Before returning to Urangan, we called into the Wathumba Creek estuary for a few photos. Here we met up with anglers who had made the trip from the ocean beach to escape the weed and windy conditions. Although no records had been broken, these guys had made reasonable catches of bream, flathead and top quality whiting.

So it looks as though we might be in for an exciting season for tuna and other pelagics as they follow baitfish south into the bay. Our trip to Platypus Bay was probably a little early for the annual run of spotted mackerel. The fact that we saw no ring-netters probably meant that these fish haven’t shown up yet. This month, however, they should be well established. Some anglers have reported scoring a few school mackerel over the low reefs west of the mouth of Wathumba Creek.


Closer to Urangan, there are indications that this could be a good season for coral bream (grassy sweetlip) on both shallow and deep reefs. Catches haven’t been huge so far, but the quality has been excellent.

Bluey specialists have been at it again using heavy gear and black crabs. During the last week there have been a number of 3-6kg blueys taken between the mouth of the Urangan harbour and Round Island. From the edge of the reef on the western side of Woody Island there’ve been more reports of these tackle-busting tuskfish, along with some very acceptable coral trout. It surprises me somewhat that both species have become so active early in the Summer.


Estuarine waters accessed from River Heads have become very popular during the recent months of northerly winds. Some recent rains have resulted in a slight fresh in the Susan River and its tributaries – just enough to give the fishing activity a bit of a sparkle.

Anglers have been catching both king (Burnett) salmon and blue (Cooktown) salmon in the system. Most of the kings are well upstream in the Mary River, while most catches of blues have been made in the Susan River system. Both species have been responding to live bait, but there’s a growing band of dedicated anglers doing well on a variety of artificials, particularly brightly-coloured poppers. Although some kings are hitting lures, it’s the blues that have been the most responsive.

To complement the salmon, there have been reports of trumpeter (javelin), pikey bream, silver jewfish, river perch, whiting and flathead. The entire Susan River system is unmarked and has numerous rock and gravel bars, so take extreme care when navigating this estuary. It would be great to see a really big fresh in both river systems.
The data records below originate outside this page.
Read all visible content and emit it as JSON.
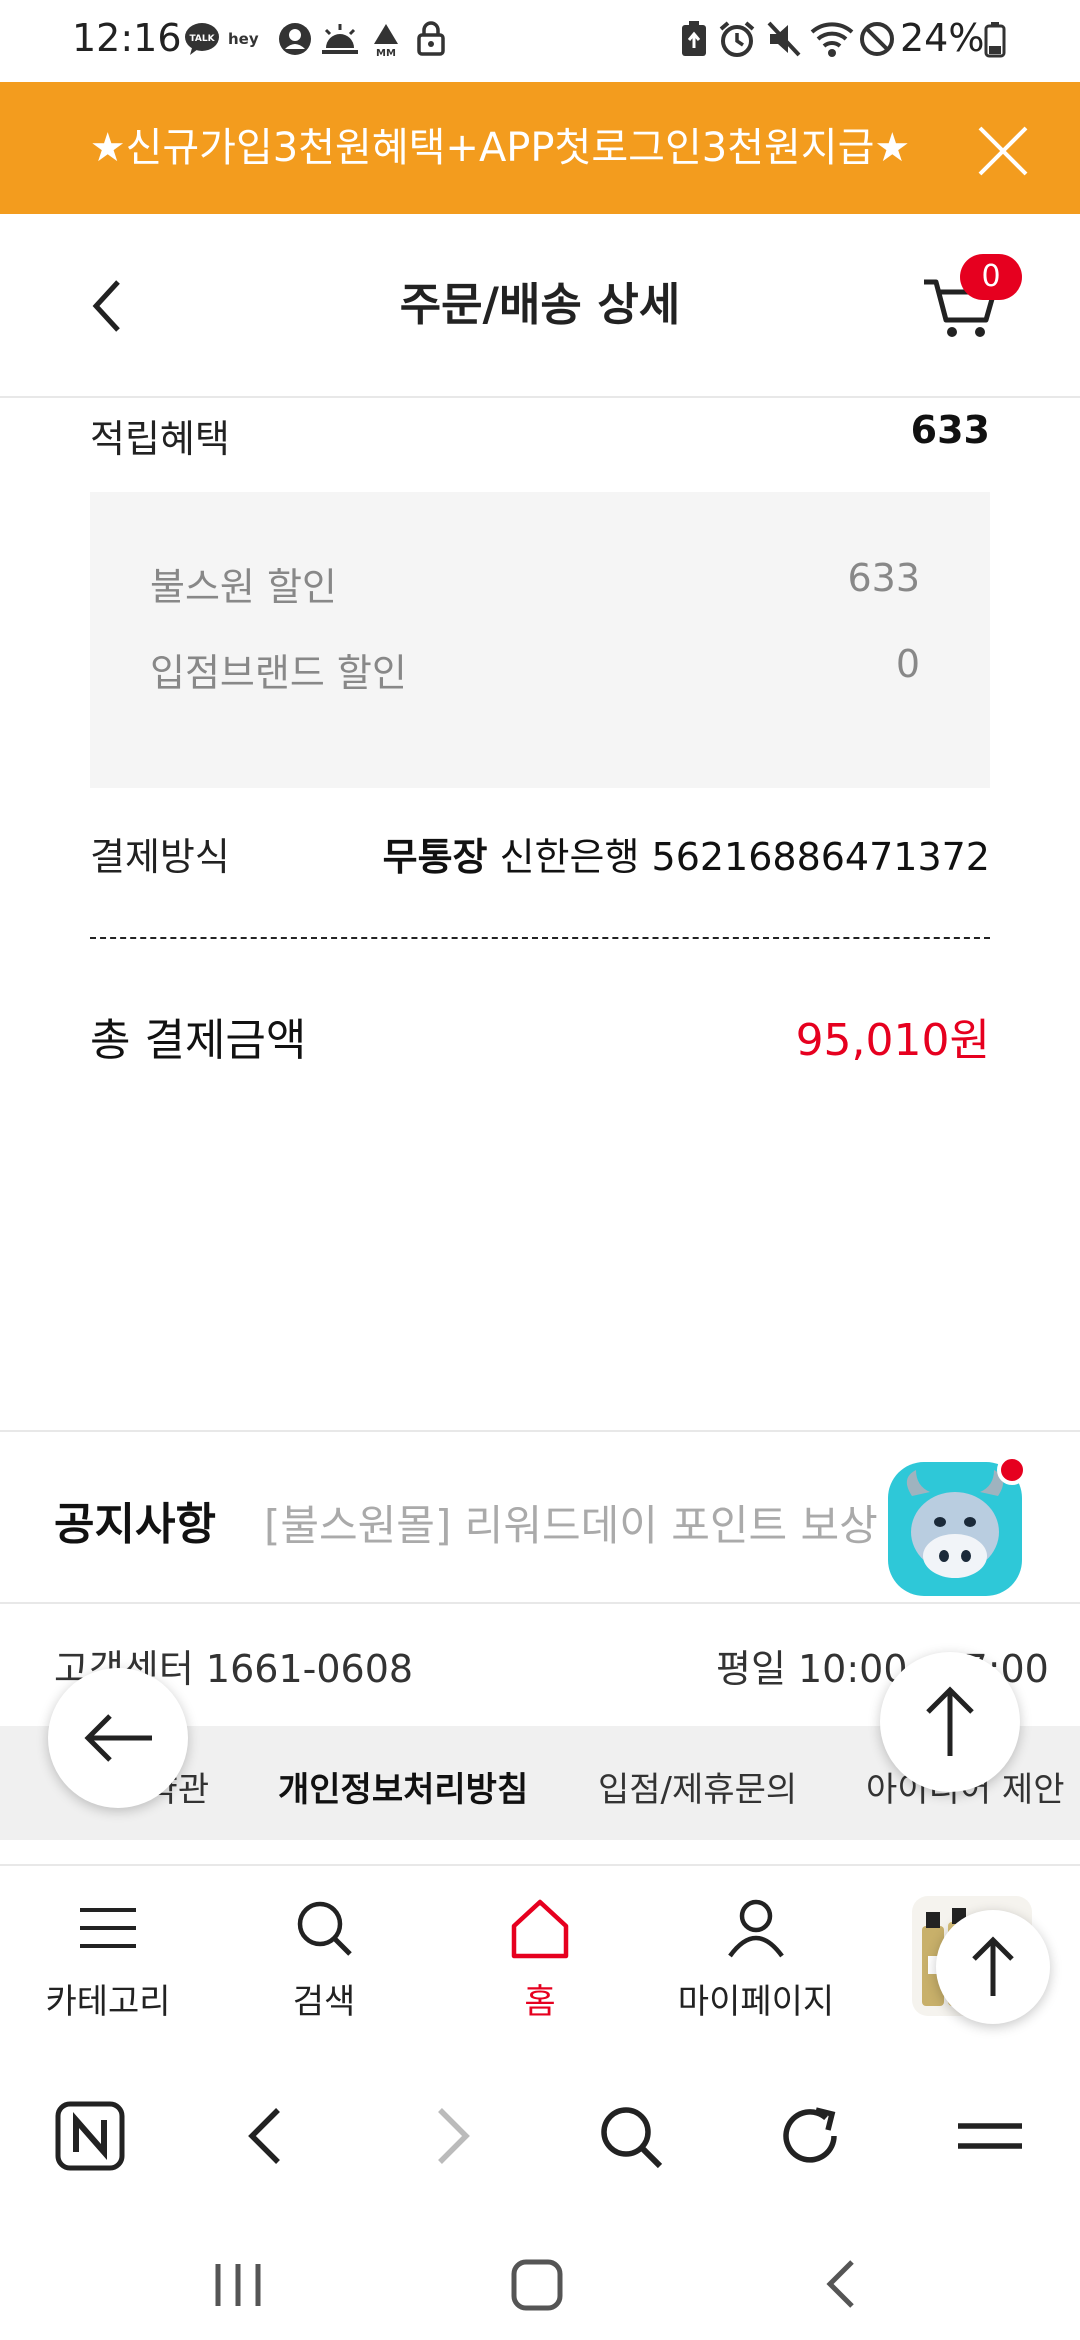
{
  "status_bar": {
    "time": "12:16",
    "battery": "24%",
    "left_icons": [
      "talk-icon",
      "hey-icon",
      "account-icon",
      "sunrise-icon",
      "mm-icon",
      "lock-icon"
    ],
    "right_icons": [
      "battery-saver-icon",
      "alarm-icon",
      "mute-icon",
      "wifi-icon",
      "dnd-icon",
      "battery-icon"
    ]
  },
  "promo": {
    "text": "★신규가입3천원혜택+APP첫로그인3천원지급★"
  },
  "header": {
    "title": "주문/배송 상세",
    "cart_count": "0"
  },
  "order": {
    "reward_label": "적립혜택",
    "reward_value": "633",
    "sub_items": [
      {
        "label": "불스원 할인",
        "value": "633"
      },
      {
        "label": "입점브랜드 할인",
        "value": "0"
      }
    ],
    "payment_label": "결제방식",
    "payment_method": "무통장",
    "payment_detail": "신한은행 56216886471372",
    "total_label": "총 결제금액",
    "total_value": "95,010원"
  },
  "notice": {
    "title": "공지사항",
    "text": "[불스원몰] 리워드데이 포인트 보상"
  },
  "customer_center": {
    "phone": "고객센터 1661-0608",
    "hours": "평일 10:00~17:00"
  },
  "footer_links": [
    "이용약관",
    "개인정보처리방침",
    "입점/제휴문의",
    "아이디어 제안"
  ],
  "app_nav": [
    {
      "label": "카테고리",
      "icon": "menu-icon"
    },
    {
      "label": "검색",
      "icon": "search-icon"
    },
    {
      "label": "홈",
      "icon": "home-icon"
    },
    {
      "label": "마이페이지",
      "icon": "user-icon"
    }
  ],
  "colors": {
    "promo_bg": "#f39c1e",
    "accent_red": "#e6001f",
    "chatbot_bg": "#2ec8d8"
  }
}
This would have great long-term benefits, but would put a short-term stop to the fishing that’s being enjoyed at the moment.

There’s no shortage of small creeks draining the western slopes of Fraser Island and the mangrove wetlands of the mainland, and the next month or so should really tun on the heat. Mangrove jack prefer island creeks, and these fish can be found along the steep snaggy banks. Bream – mostly yellowfin in island creeks and a mixture of yellowfin and pikey in mainland creeks – usually feed well at this time of year. Javelin, cod, barramundi and salmon are all likely catches in mainland creeks, and it’s not uncommon to see large golden trevally checking out the feeding opportunities well up island creeks.


All indications are that this could be a reasonable month for fishing in and around Hervey Bay and Fraser Island. However, I don’t think anyone will mind if the heavens open up. We’ll just have to learn how to fish in rain jackets again! Cheers for a great New Year!

1) A competitor prepares to weigh in following a club outing at Hawks Nest beach, Fraser Island. As soon as the weed clears, this beach will fish well again.